Well. That answered the question as to who had been behind the curtains in the library with Lady Adele. How terribly interesting. M. Beauclaire was popular, debonair, and—even viewed critically—rather more handsome than many a ballroom beau. On the other hand, Lady Adele, like Helene and Madelene, was regarded by the haut ton as one of society's disappointments. None of them fit where and how they should. Madelene, for instance, was an heiress, but her connections and her timidity had relegated her to the ranks of the wallflowers. Helene herself was of an old and titled family, but she was . . . well, there were all sorts of words thrown about for what she was. Lady Adele was of excellent family, but unfashionably plump and poorly dressed. Tonight, for instance, she'd been put in a dreadful creation of buttercup yellow and ruffled lace, with, for some unfathomable reason, a ruff of starched lace that was probably strangling the poor girl half to death.

But just now, Adele was also glowing, and the whole room was whispering to see her danced across the floor by such a popular and handsome man.

“I wish . . .” began Madelene.

“What is it you wish?” Helene asked.

“Nothing.”

“Please tell me. We must talk about something.” She and Madelene had been amusing themselves by deciding who among the current guests they would have invited if they'd been able to host their own party. They were, however, rapidly running short of candidates, and even speculations about the controversial Miss Deborah Sewell had begun to run out.

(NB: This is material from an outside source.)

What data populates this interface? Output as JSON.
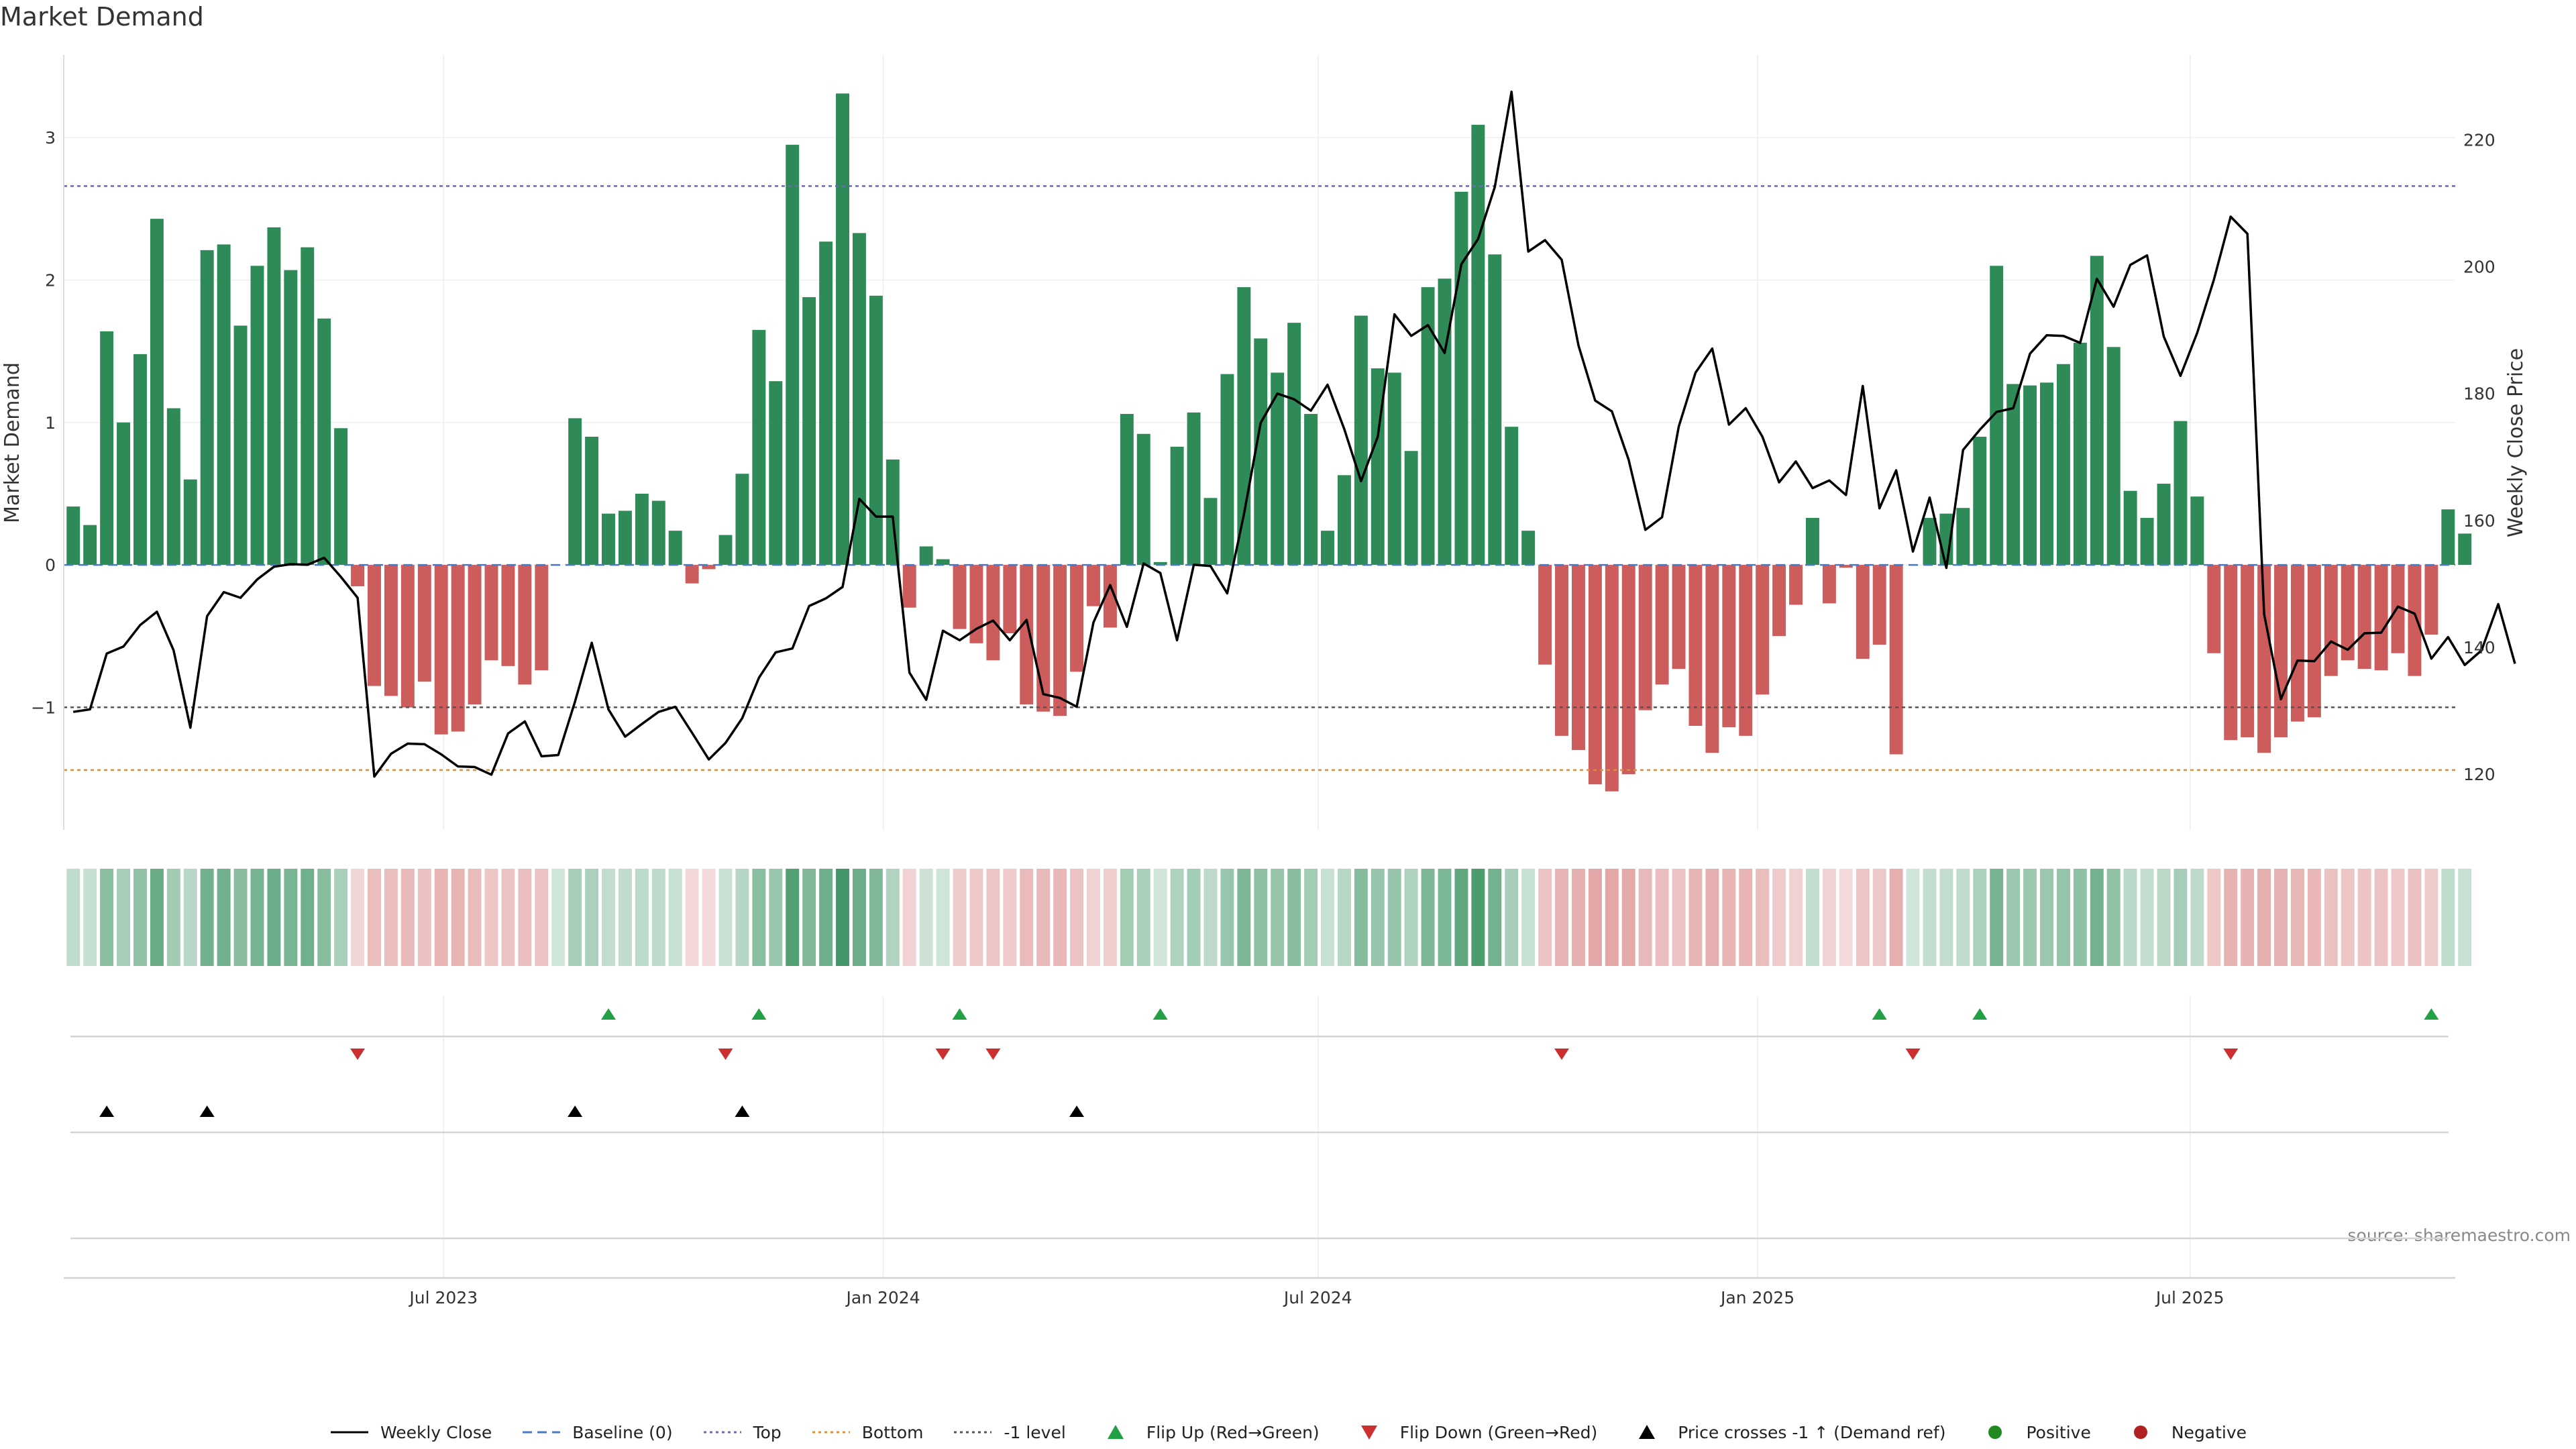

“I wish I could dance like that,” Madelene said. “Adele looks so happy.”

Adele did look happy. Come to that, so did M. Beauclaire. Helene watched them and tried to muster some generous feeling. She did not know Lady Adele very well yet. From their brief conversation earlier, though, Helene had a feeling that they could become friends. One should be happy for one's friend at such a moment.